If mass growth of black holes only occurred through accretion or merger, then the masses of these black holes would not be expected to change much at all. However if black holes gain mass by coupling to the expanding universe, then these passively evolving elliptical galaxies might reveal this phenomenon.
“Here’s a toy analogy. You can think of a coupled black hole like a rubber band, being stretched along with the universe as it expands,” said Croker. “As it stretches, its energy increases. Einstein’s E = mc2 tells you that mass and energy are proportional, so the black hole mass increases, too.”
Right, okay, with you so far. An expanding universe can make black holes grow in mass, because handwaviumrelativitytheoryhandwavium is all very complicated. I'm willing to accept that the expansion of the universe can do weird things on small scales, especially, as he says in an earlier interview (will put link in the comments), with only noticeable effects on "relativistic" materials - black holes and neutron stars, basically. Not much at all would happen to other objects. And he also says that the properties of dark energy could be mimicked by a distribution of objects that gets more dispersed but more massive, so as to keep its density constant.
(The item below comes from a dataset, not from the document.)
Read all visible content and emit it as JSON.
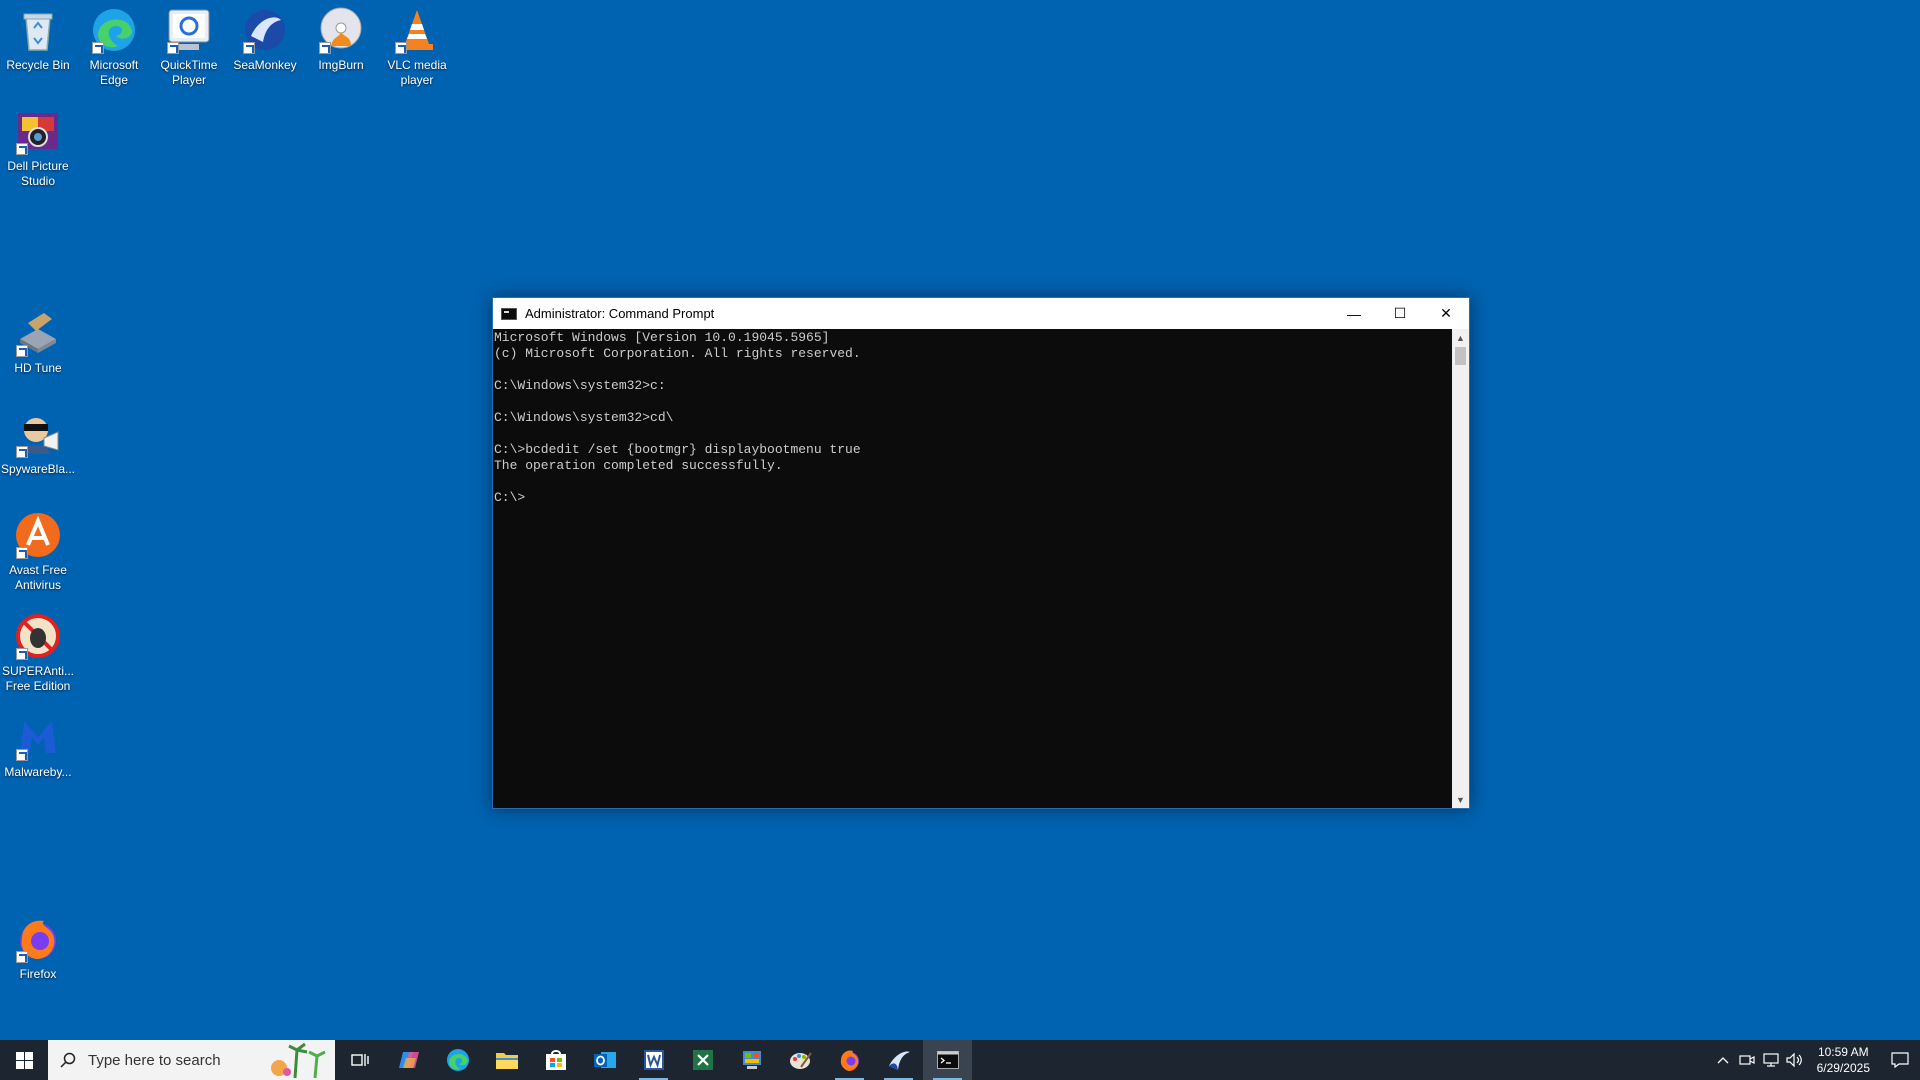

That's a bit trickier.
Where I come really unstuck is this :
Croker added, “This measurement, explaining why the universe is accelerating now, gives a beautiful glimpse into the real strength of Einstein’s gravity. A chorus of tiny voices spread throughout the universe can work together to steer the entire cosmos. How cool is that?”
It seems that as they imply here and state more explicitly elsewhere, it's not that dark energy is making black holes grow, it's the other way around : black holes are dark energy. And that's what I don't get at all. How does this change in mass of black holes, which are in general nowhere near as massive as their host galaxies, have anything to do with making the expansion of the universe accelerate ? If anything I would expect the opposite. With the galaxy/BH distribution being approximately uniform on the largest scales, if each one gets more massive, I would expect more gravity and therefore a deceleration.
I am missing something very fundamental here.